The GCHQ did not limit their surveillance to just those target, however. According to the leaked Snowden document, 1.8 million Yahoo users had their webcam images collected by the agency during just a six-month span shortly after Optic Nerve was first rolled out.

When reached for comment by the British paper, a representative for Yahoo said the GCHQ program as explained demonstrates a “whole new level of violation of our users' privacy.”

Elsewhere in the leaked documentation, GCHQ agents admitted that a large portion of the imagery collected contained “undesirable nudity.”

"Unfortunately … it would appear that a surprising number of people use webcam conversations to show intimate parts of their body to the other person,” one internal document cited by The Guardian reads. “Also, the fact that the Yahoo software allows more than one person to view a webcam stream without necessarily sending a reciprocal stream means that it appears sometimes to be used for broadcasting pornography."

And although the program was carried out by British spies, Ackerman and Ball acknowledged that millions of Americans may have had their own likeness — clothed or not — captured in the process.

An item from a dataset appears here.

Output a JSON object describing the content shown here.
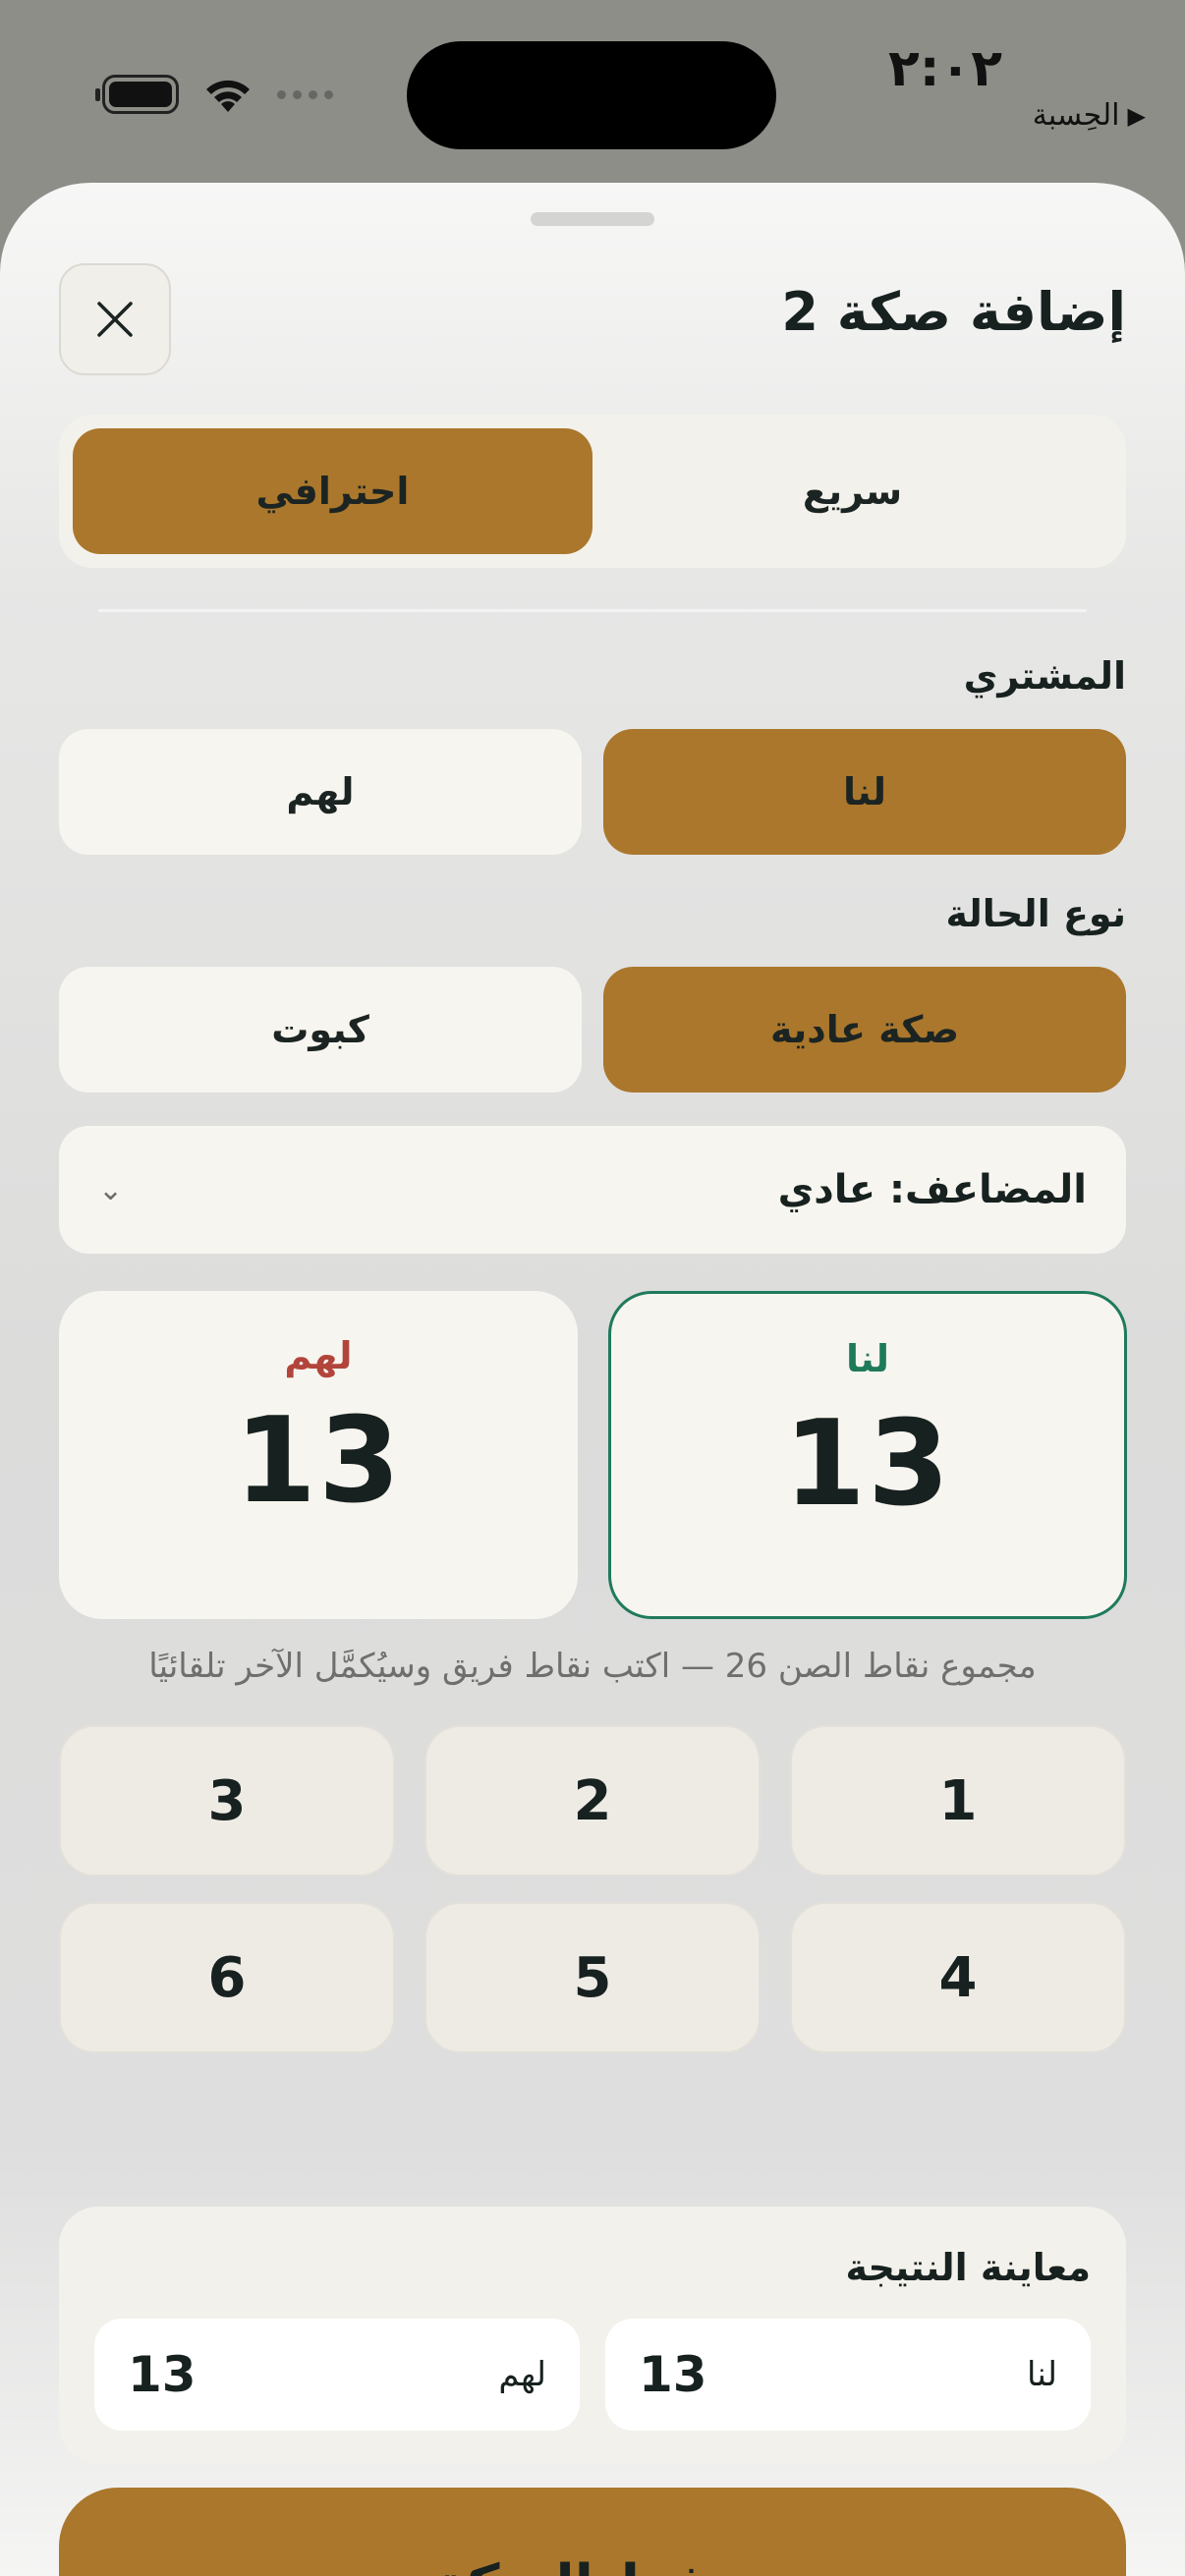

“GCHQ does not have the technical means to make sure no images of UK or US citizens are collected and stored by the system, and there are no restrictions under UK law to prevent Americans' images being accessed by British analysts without an individual warrant,” they wrote.

But Vanee Vines, a spokesperson for the NSA, told the Guardian that the US spy agency “does not ask its foreign partners to undertake any intelligence activity that the US government would be legally prohibited from undertaking itself.”

"A key part of the protections that apply to both US persons and citizens of other countries is the mandate that information be in support of a valid foreign intelligence requirement, and comply with US Attorney General-approved procedures to protect privacy rights. Those procedures govern the acquisition, use, and retention of information about US persons,” Vines said.

In an op-ed published in The Guardian also on Thursday, acclaimed security expert and cryptographer Bruce Schneier said even safeguards in place to prevent these images being viewed by any GCHQ staffer should be questioned.

“[I]s it really okay for a computer to monitor you online, and for that data collection and analysis only to count as a potential privacy invasion when a person sees it? I say it’s not, and the latest Snowden leaks only make more clear how important this distinction is,” he wrote.